Previously, if a specific proxy checker was selected in the task, and another proxy checker was specified in the scraper, the scraper waited for a proxy. Now the settings of a specific scraper are more prioritized:

  • "All" - uses all proxies selected for the task
  • a specific proxy checker - uses it, even if it is not selected in the task

Proxy checker parameters

Parameter NameDefault ValueDescription
Loading typeReplaceDefines whether to keep previously loaded proxies or not, Add - always adds new proxies to the general list, Replace - replaces old proxies with newly loaded ones
Load threads count5Number of threads for loading proxies from websites
Load interval30Interval between full rechecks of the proxy list
Load timeout30Timeout for a request to the proxy site
Load max size524288Maximum page size with proxies, if the page is larger it is trimmed to the specified size
Load limit count0Limit on the number of proxies to be loaded, 0 to disable
No check proxiesAllows disabling proxy checking. All loaded proxies are automatically considered alive
Proxies typeHTTP, SOCKS5Choice of which types of proxies to check and in what sequence, if both HTTP and SOCKS are specified simultaneously, the proxy will be rechecked for the SOCKS protocol if the HTTP check fails
Check threads15Number of threads for checking proxies
Check urlhttp://work.a-poster.info:25000/Link to the proxy checking script, currently the check is carried out through the scraper server, this behavior may change in the future
Check interval30Interval between full rechecks of all proxies
Check timeout5Proxy timeout
Check max size5120Maximum download page size when checking proxies
Check anonymousCheck proxies for anonymity, if selected then it is mandatory to specify External IP
External IPExternal IP address of the computer/server, must be specified if the Check anonymous option is enabled
Exclude from "All"By default, in each scraper, the value "All" is selected as the proxy checker, i.e., all available proxy checkers are used. If the option is enabled, the proxy checker will be excluded from All.
Save alive proxies to fileNoSave alive proxies to the file files/proxy/alive.txt
Use proxy authorizationUse authorization for proxies by login/password
Authorization loginLogin for authorization
Authorization passwordPassword for authorization

Installing the hosting verification script

note

By default, A-Parser checks proxies through its own verification script, without the need to install the script on your own hosting

Upload the following PHP script to your hosting or server and specify the link to it in Check url:

<?php

print_r($_SERVER);
print_r($_POST);

?>

And specify one of the proxy lists:

- **[http://work.a-poster.info/prx/perm_socks.txt](http://work.a-poster.info/prx/perm_socks.txt)** - Each port has its own proxy with its own outgoing IP address.

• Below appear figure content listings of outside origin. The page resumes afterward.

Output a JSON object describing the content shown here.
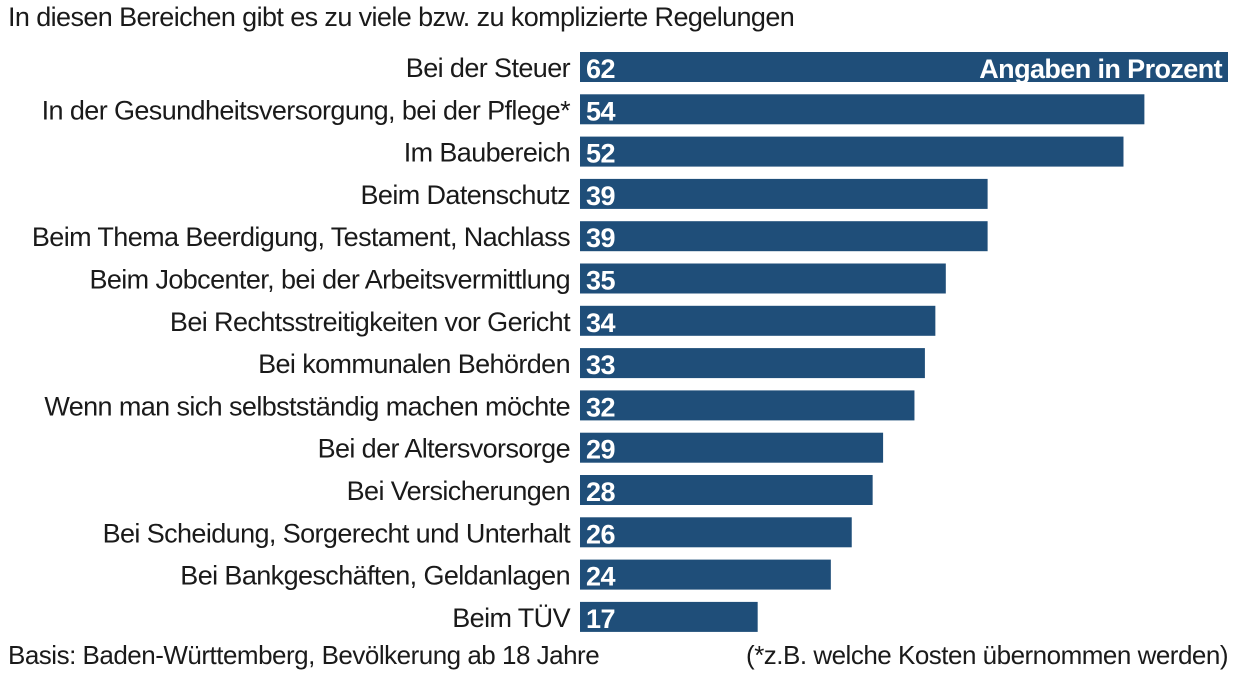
{
  "chart_data": {
    "type": "bar",
    "orientation": "horizontal",
    "title": "In diesen Bereichen gibt es zu viele bzw. zu komplizierte Regelungen",
    "unit_label": "Angaben in Prozent",
    "categories": [
      "Bei der Steuer",
      "In der Gesundheitsversorgung, bei der Pflege*",
      "Im Baubereich",
      "Beim Datenschutz",
      "Beim Thema Beerdigung, Testament, Nachlass",
      "Beim Jobcenter, bei der Arbeitsvermittlung",
      "Bei Rechtsstreitigkeiten vor Gericht",
      "Bei kommunalen Behörden",
      "Wenn man sich selbstständig machen möchte",
      "Bei der Altersvorsorge",
      "Bei Versicherungen",
      "Bei Scheidung, Sorgerecht und Unterhalt",
      "Bei Bankgeschäften, Geldanlagen",
      "Beim TÜV"
    ],
    "values": [
      62,
      54,
      52,
      39,
      39,
      35,
      34,
      33,
      32,
      29,
      28,
      26,
      24,
      17
    ],
    "xlim": [
      0,
      62
    ],
    "bar_color": "#1f4e79",
    "grid": false,
    "legend": "none"
  },
  "footer": {
    "source": "Basis: Baden-Württemberg, Bevölkerung ab 18 Jahre",
    "note": "(*z.B. welche Kosten übernommen werden)"
  }
}
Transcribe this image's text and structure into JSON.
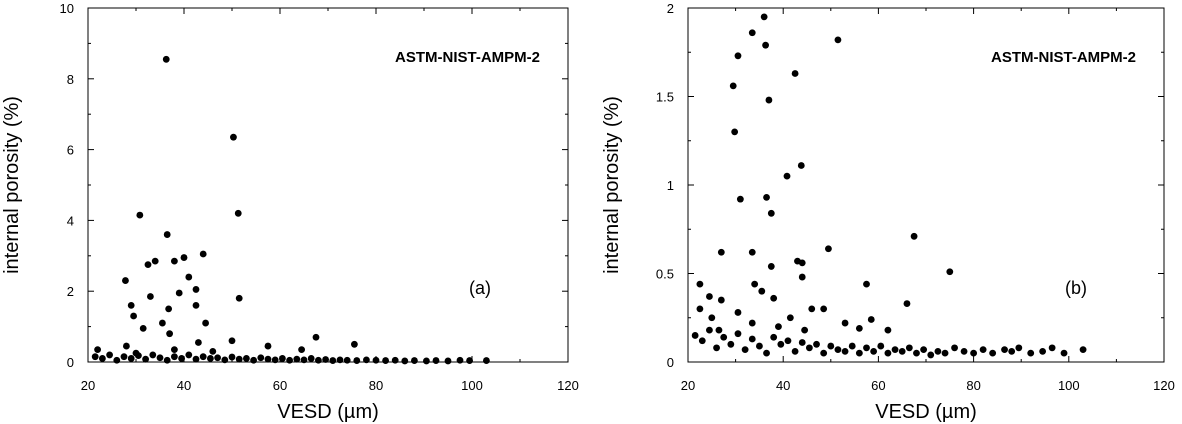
{
  "chart_data": [
    {
      "type": "scatter",
      "title": "ASTM-NIST-AMPM-2",
      "panel_label": "(a)",
      "xlabel": "VESD (µm)",
      "ylabel": "internal porosity (%)",
      "xlim": [
        20,
        120
      ],
      "ylim": [
        0,
        10
      ],
      "xticks": [
        "20",
        "40",
        "60",
        "80",
        "100",
        "120"
      ],
      "yticks": [
        "0",
        "2",
        "4",
        "6",
        "8",
        "10"
      ],
      "grid": false,
      "points": [
        [
          36.3,
          8.55
        ],
        [
          50.3,
          6.35
        ],
        [
          51.3,
          4.2
        ],
        [
          30.8,
          4.15
        ],
        [
          36.5,
          3.6
        ],
        [
          44.0,
          3.05
        ],
        [
          40.0,
          2.95
        ],
        [
          38.0,
          2.85
        ],
        [
          32.5,
          2.75
        ],
        [
          34.0,
          2.85
        ],
        [
          41.0,
          2.4
        ],
        [
          27.8,
          2.3
        ],
        [
          42.5,
          2.05
        ],
        [
          39.0,
          1.95
        ],
        [
          33.0,
          1.85
        ],
        [
          51.5,
          1.8
        ],
        [
          29.0,
          1.6
        ],
        [
          42.5,
          1.6
        ],
        [
          36.8,
          1.5
        ],
        [
          29.5,
          1.3
        ],
        [
          44.5,
          1.1
        ],
        [
          35.5,
          1.1
        ],
        [
          31.5,
          0.95
        ],
        [
          37.0,
          0.8
        ],
        [
          50.0,
          0.6
        ],
        [
          67.5,
          0.7
        ],
        [
          75.5,
          0.5
        ],
        [
          57.5,
          0.45
        ],
        [
          64.5,
          0.35
        ],
        [
          43.0,
          0.55
        ],
        [
          38.0,
          0.35
        ],
        [
          28.0,
          0.45
        ],
        [
          22.0,
          0.35
        ],
        [
          46.0,
          0.3
        ],
        [
          30.0,
          0.25
        ],
        [
          21.5,
          0.15
        ],
        [
          23.0,
          0.1
        ],
        [
          24.5,
          0.2
        ],
        [
          26.0,
          0.05
        ],
        [
          27.5,
          0.15
        ],
        [
          29.0,
          0.1
        ],
        [
          30.5,
          0.18
        ],
        [
          32.0,
          0.08
        ],
        [
          33.5,
          0.2
        ],
        [
          35.0,
          0.12
        ],
        [
          36.5,
          0.05
        ],
        [
          38.0,
          0.15
        ],
        [
          39.5,
          0.1
        ],
        [
          41.0,
          0.2
        ],
        [
          42.5,
          0.08
        ],
        [
          44.0,
          0.15
        ],
        [
          45.5,
          0.1
        ],
        [
          47.0,
          0.12
        ],
        [
          48.5,
          0.06
        ],
        [
          50.0,
          0.14
        ],
        [
          51.5,
          0.08
        ],
        [
          53.0,
          0.1
        ],
        [
          54.5,
          0.05
        ],
        [
          56.0,
          0.12
        ],
        [
          57.5,
          0.08
        ],
        [
          59.0,
          0.06
        ],
        [
          60.5,
          0.1
        ],
        [
          62.0,
          0.05
        ],
        [
          63.5,
          0.08
        ],
        [
          65.0,
          0.06
        ],
        [
          66.5,
          0.1
        ],
        [
          68.0,
          0.05
        ],
        [
          69.5,
          0.07
        ],
        [
          71.0,
          0.04
        ],
        [
          72.5,
          0.06
        ],
        [
          74.0,
          0.05
        ],
        [
          76.0,
          0.04
        ],
        [
          78.0,
          0.06
        ],
        [
          80.0,
          0.05
        ],
        [
          82.0,
          0.04
        ],
        [
          84.0,
          0.05
        ],
        [
          86.0,
          0.03
        ],
        [
          88.0,
          0.04
        ],
        [
          90.5,
          0.03
        ],
        [
          92.5,
          0.04
        ],
        [
          95.0,
          0.03
        ],
        [
          97.5,
          0.05
        ],
        [
          99.5,
          0.04
        ],
        [
          103.0,
          0.04
        ]
      ]
    },
    {
      "type": "scatter",
      "title": "ASTM-NIST-AMPM-2",
      "panel_label": "(b)",
      "xlabel": "VESD (µm)",
      "ylabel": "internal porosity (%)",
      "xlim": [
        20,
        120
      ],
      "ylim": [
        0,
        2
      ],
      "xticks": [
        "20",
        "40",
        "60",
        "80",
        "100",
        "120"
      ],
      "yticks": [
        "0",
        "0.5",
        "1",
        "1.5",
        "2"
      ],
      "grid": false,
      "points": [
        [
          36.0,
          1.95
        ],
        [
          33.5,
          1.86
        ],
        [
          51.5,
          1.82
        ],
        [
          36.3,
          1.79
        ],
        [
          30.5,
          1.73
        ],
        [
          29.5,
          1.56
        ],
        [
          37.0,
          1.48
        ],
        [
          42.5,
          1.63
        ],
        [
          29.8,
          1.3
        ],
        [
          43.8,
          1.11
        ],
        [
          40.8,
          1.05
        ],
        [
          31.0,
          0.92
        ],
        [
          36.5,
          0.93
        ],
        [
          37.5,
          0.84
        ],
        [
          67.5,
          0.71
        ],
        [
          49.5,
          0.64
        ],
        [
          33.5,
          0.62
        ],
        [
          27.0,
          0.62
        ],
        [
          43.0,
          0.57
        ],
        [
          44.0,
          0.56
        ],
        [
          37.5,
          0.54
        ],
        [
          75.0,
          0.51
        ],
        [
          44.0,
          0.48
        ],
        [
          57.5,
          0.44
        ],
        [
          34.0,
          0.44
        ],
        [
          22.5,
          0.44
        ],
        [
          35.5,
          0.4
        ],
        [
          24.5,
          0.37
        ],
        [
          38.0,
          0.36
        ],
        [
          66.0,
          0.33
        ],
        [
          27.0,
          0.35
        ],
        [
          46.0,
          0.3
        ],
        [
          48.5,
          0.3
        ],
        [
          22.5,
          0.3
        ],
        [
          30.5,
          0.28
        ],
        [
          41.5,
          0.25
        ],
        [
          53.0,
          0.22
        ],
        [
          58.5,
          0.24
        ],
        [
          25.0,
          0.25
        ],
        [
          33.5,
          0.22
        ],
        [
          39.0,
          0.2
        ],
        [
          56.0,
          0.19
        ],
        [
          62.0,
          0.18
        ],
        [
          26.5,
          0.18
        ],
        [
          44.5,
          0.18
        ],
        [
          21.5,
          0.15
        ],
        [
          23.0,
          0.12
        ],
        [
          24.5,
          0.18
        ],
        [
          26.0,
          0.08
        ],
        [
          27.5,
          0.14
        ],
        [
          29.0,
          0.1
        ],
        [
          30.5,
          0.16
        ],
        [
          32.0,
          0.07
        ],
        [
          33.5,
          0.13
        ],
        [
          35.0,
          0.09
        ],
        [
          36.5,
          0.05
        ],
        [
          38.0,
          0.14
        ],
        [
          39.5,
          0.1
        ],
        [
          41.0,
          0.12
        ],
        [
          42.5,
          0.06
        ],
        [
          44.0,
          0.11
        ],
        [
          45.5,
          0.08
        ],
        [
          47.0,
          0.1
        ],
        [
          48.5,
          0.05
        ],
        [
          50.0,
          0.09
        ],
        [
          51.5,
          0.07
        ],
        [
          53.0,
          0.06
        ],
        [
          54.5,
          0.09
        ],
        [
          56.0,
          0.05
        ],
        [
          57.5,
          0.08
        ],
        [
          59.0,
          0.06
        ],
        [
          60.5,
          0.09
        ],
        [
          62.0,
          0.05
        ],
        [
          63.5,
          0.07
        ],
        [
          65.0,
          0.06
        ],
        [
          66.5,
          0.08
        ],
        [
          68.0,
          0.05
        ],
        [
          69.5,
          0.07
        ],
        [
          71.0,
          0.04
        ],
        [
          72.5,
          0.06
        ],
        [
          74.0,
          0.05
        ],
        [
          76.0,
          0.08
        ],
        [
          78.0,
          0.06
        ],
        [
          80.0,
          0.05
        ],
        [
          82.0,
          0.07
        ],
        [
          84.0,
          0.05
        ],
        [
          86.5,
          0.07
        ],
        [
          88.0,
          0.06
        ],
        [
          89.5,
          0.08
        ],
        [
          92.0,
          0.05
        ],
        [
          94.5,
          0.06
        ],
        [
          96.5,
          0.08
        ],
        [
          99.0,
          0.05
        ],
        [
          103.0,
          0.07
        ]
      ]
    }
  ]
}
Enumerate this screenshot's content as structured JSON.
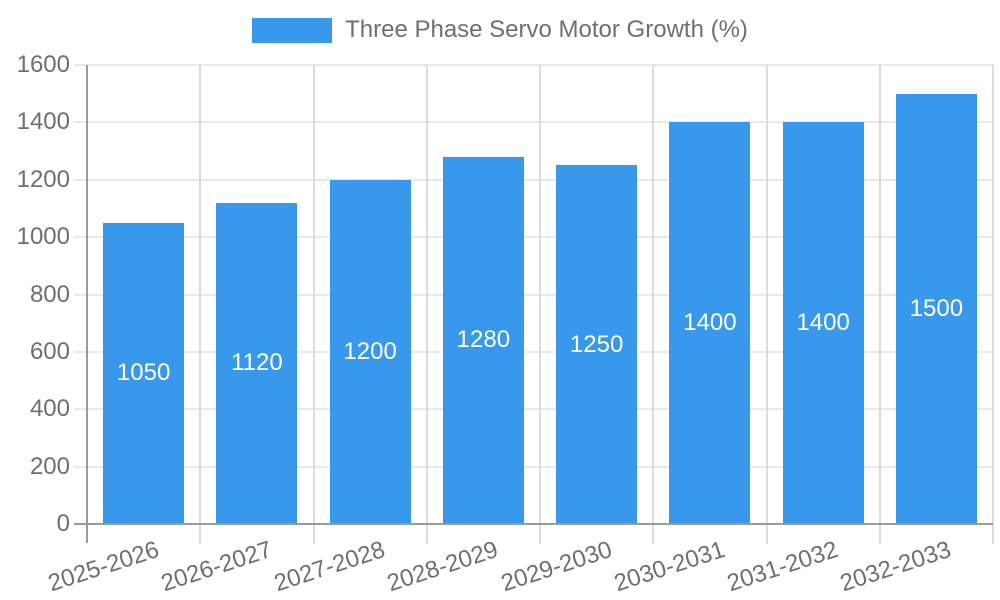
{
  "chart_data": {
    "type": "bar",
    "legend_label": "Three Phase Servo Motor Growth (%)",
    "legend_position": "top",
    "categories": [
      "2025-2026",
      "2026-2027",
      "2027-2028",
      "2028-2029",
      "2029-2030",
      "2030-2031",
      "2031-2032",
      "2032-2033"
    ],
    "values": [
      1050,
      1120,
      1200,
      1280,
      1250,
      1400,
      1400,
      1500
    ],
    "bar_labels": [
      "1050",
      "1120",
      "1200",
      "1280",
      "1250",
      "1400",
      "1400",
      "1500"
    ],
    "yticks": [
      0,
      200,
      400,
      600,
      800,
      1000,
      1200,
      1400,
      1600
    ],
    "ylim": [
      0,
      1600
    ],
    "xlabel": "",
    "ylabel": "",
    "grid": true,
    "colors": {
      "bar": "#3899EC",
      "grid": "#e9e9e9",
      "boundary_tick": "#dcdcdc",
      "axis": "#9a9a9a",
      "text": "#6f6f6f",
      "bar_label": "#ffffff",
      "background": "#ffffff"
    }
  }
}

The proxy is fixed to its port as long as it is online. This list is updated every 30 seconds and always contains current and live proxies.
- **[http://work.a-poster.info/prx/rand_socks.txt](http://work.a-poster.info/prx/rand_socks.txt)** - The outgoing IP address changes for each connection to the proxy. The IP address is chosen randomly from all live proxies. This list is fixed and there is no need to update it.